Hesitancy has also been linked to lack of trust in the system that delivers the vaccines. This system extends from government institutions and health care providers to the scientific community and Big Pharma. Distrust in the companies that produce the vaccines and the agencies overseeing their development has often been fed by conspiracy theories on falsification or concealment of data for financial gain or political objectives.

The issue of trust is strongly correlated to ethnicity in the studies presented in this review. Concerns about certain minority ethnic groups being used to test the vaccines or being harmed on purpose through them, and the association of Covid-19 vaccines with infertility and alleged population planning, are common themes. These can be linked to a history of unethical research and experimentation, underrepresentation in clinical trials, cultural and structural racism, and systematic discrimination.

Possible solutions to improve uptake suggested in the literature include: collaboration with third sector organisations and development of community networks; community education carried out by healthcare professionals belonging to ethnic minorities; administration of vaccines in the presence of trusted family physicians; training for health care professionals in culturally tailored conversations; and use of online platforms to spread trustworthy vaccine information.
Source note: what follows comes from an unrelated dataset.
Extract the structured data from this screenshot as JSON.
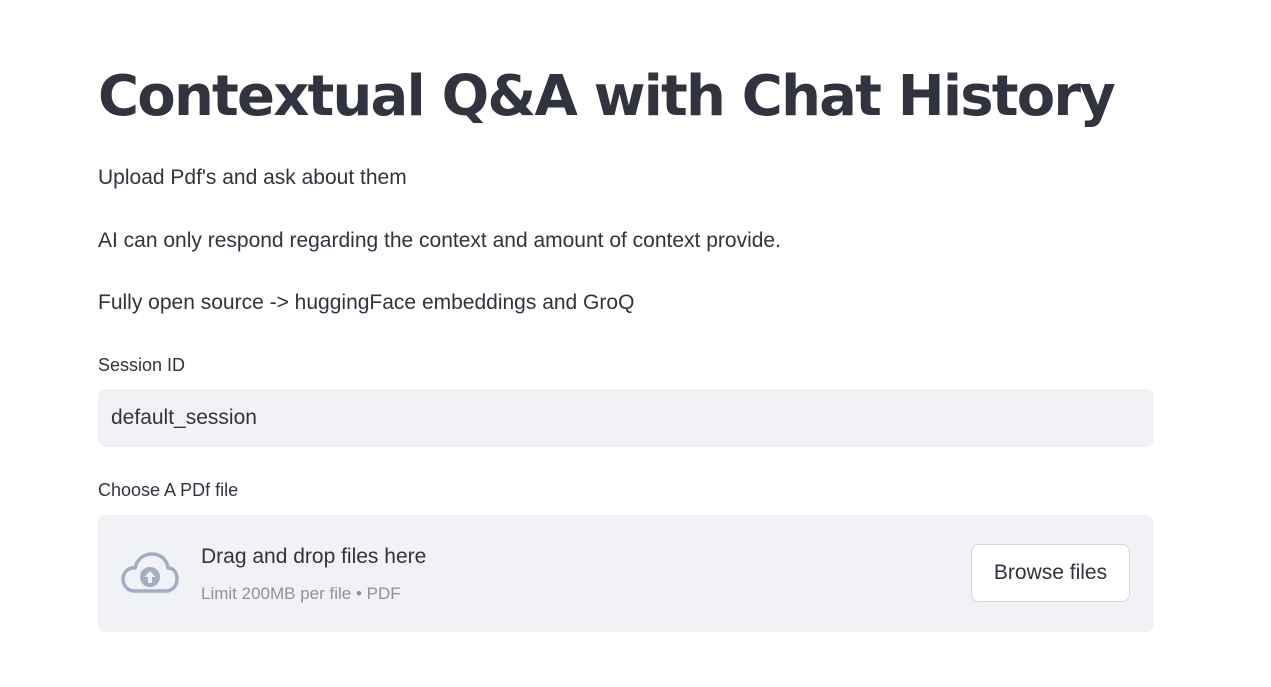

The choice of who promotes public health messaging has been deemed crucial, with the following recommendations: recourse to expert scientists, rather than politicians, to address vaccine questions and concerns; involvement of faith leaders, as decisions on whether to have vaccines are also determined by beliefs about religious acceptability; and use of Community Champions as trusted voices capable of promoting initiatives in a way that is responsive to specific local challenges.